Non-small cell lung cancer (NSCLC) is the predominant histological type of lung cancer and is characterized by the highest mortality and incidence rates among these types of malignancies (1, 2). Traditional Chinese medicine (TCM) has been applied for centuries in China (3, 4). Cardiac glycosides, a class of natural products, have been identified as a potential type of chemotherapeutic agent (5, 6).

Figure 1. Mechanisms of P.A induced tumor suppression.

Recently, Elaine’s group has found out a novel anti-cancer effects and the mechanisms of action of Proscillaridin A (P.A) in NSCLC cells. In vitro sodium-potassium pump (Na+/K+ ATPase) enzyme assays indicated that P.A is a direct Na+/K+ ATPase inhibitor. P.A showed potent cytotoxic effects in NSCLC cells at nanomolar levels.
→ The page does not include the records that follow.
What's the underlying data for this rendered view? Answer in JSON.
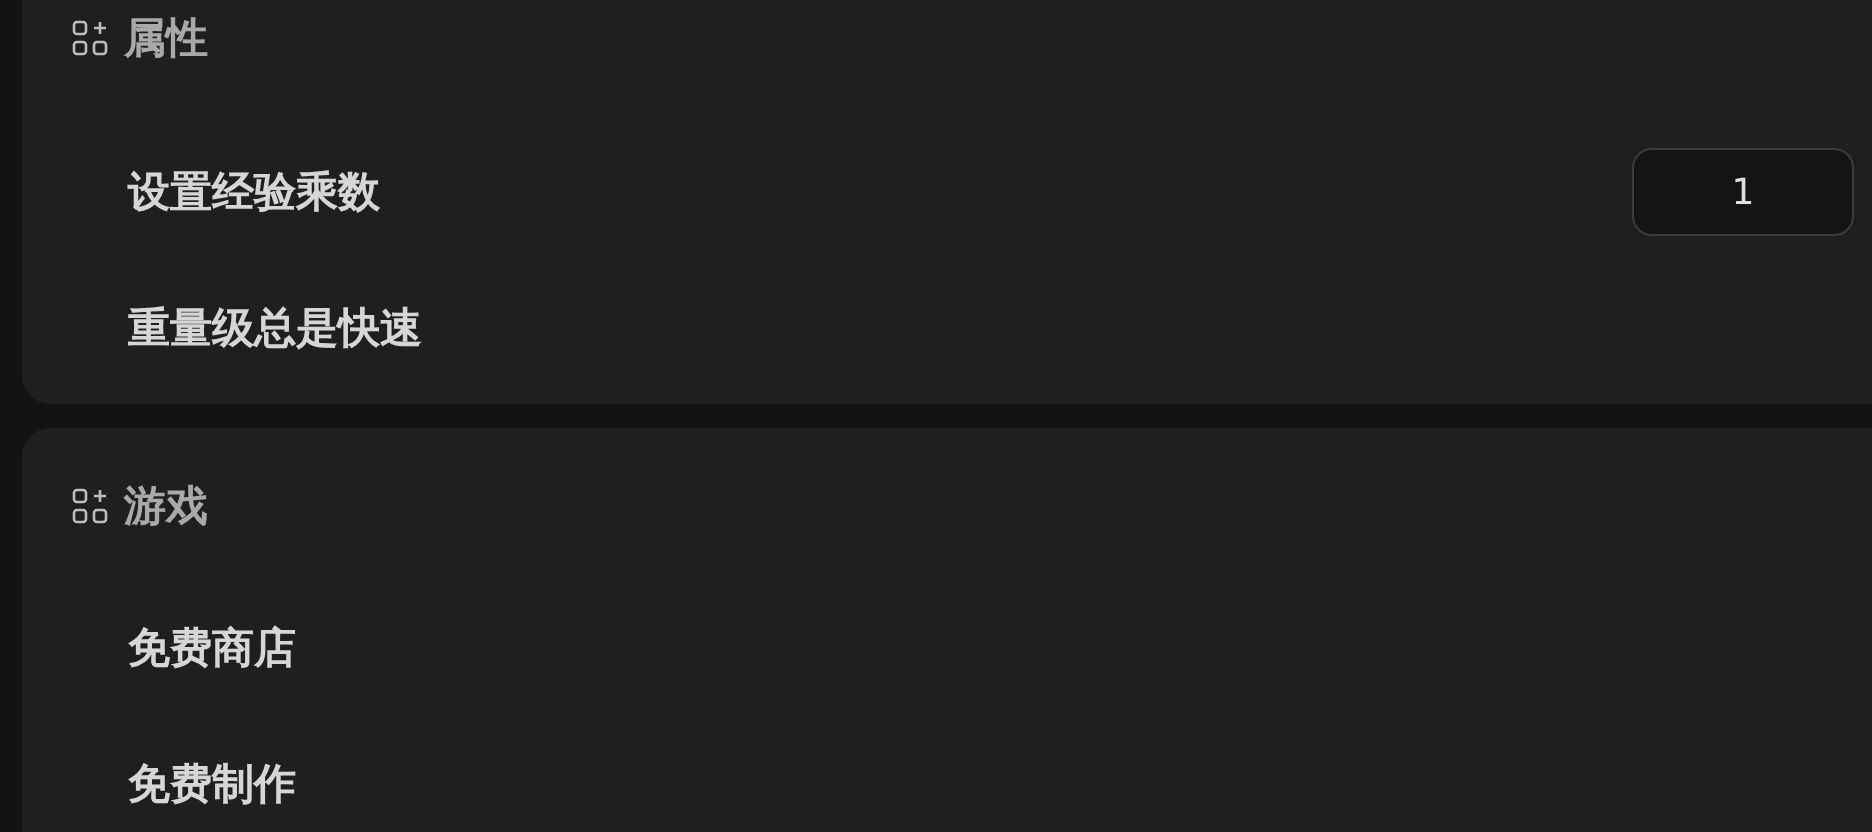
{
  "sections": [
    {
      "title": "属性",
      "items": [
        {
          "kind": "number",
          "label": "设置经验乘数",
          "value": "1"
        },
        {
          "kind": "plain",
          "label": "重量级总是快速"
        }
      ]
    },
    {
      "title": "游戏",
      "items": [
        {
          "kind": "plain",
          "label": "免费商店"
        },
        {
          "kind": "plain",
          "label": "免费制作"
        }
      ]
    }
  ]
}
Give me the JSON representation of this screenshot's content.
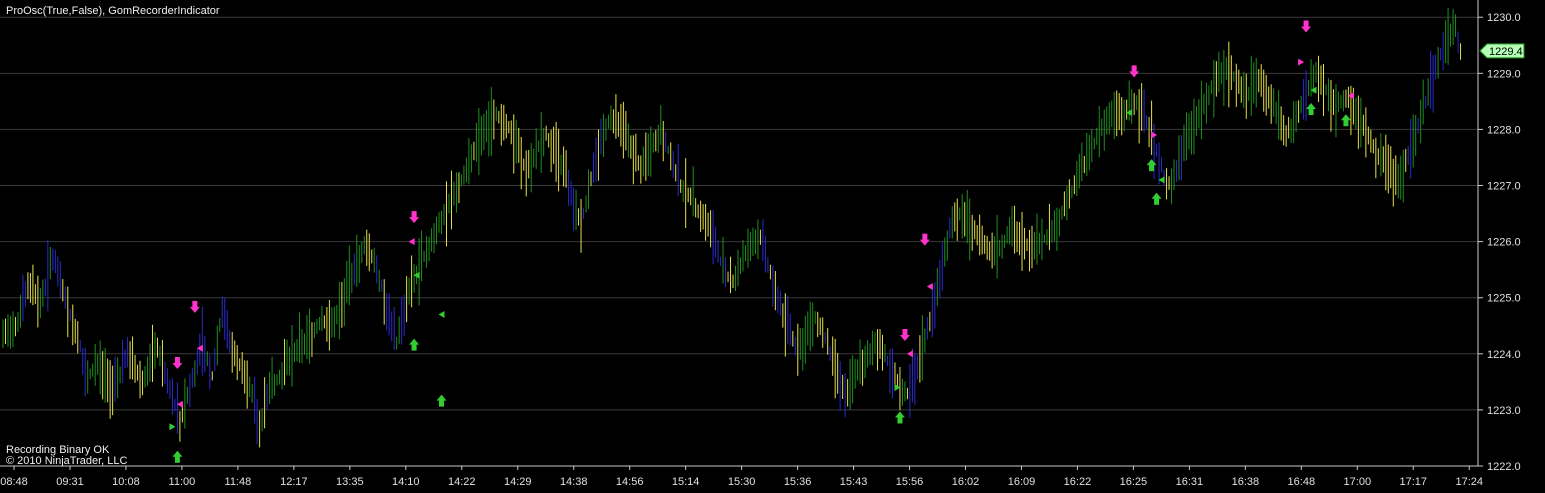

Treatment mechanism studies indicated that P.A elevated Ca2+ levels, activated the AMPK pathway and down–regulated phosphorylation of ACC and mTOR. Subsequently, P.A increased death receptor 4 (DR4) expression and down-regulated NF–κB. Interestingly, P.A selectively suppressed EGFR activation in EGFR mutant cells but not in EGFR wild-type cells. In vivo, P.A significantly suppressed tumor growth in nude mice compared to vehicle-treated mice. Compared with the Afatinib treatment group, P.A displayed less pharmaceutical toxicity, as the body weight of mice treated with P.A did not decrease as much as those treated with Afatinib. Consistent changes in protein levels were obtained from Western blotting analysis of tumors and cell lines. Immunohistochemistry analysis of the tumors from P.A-treated mice showed a significant suppression of EGFR phosphorylation (Tyr 1173) and reduction of the cell proliferation marker Ki67. Taken together, our results suggest that P.A is a promising anti-cancer therapeutic candidate for NSCLC.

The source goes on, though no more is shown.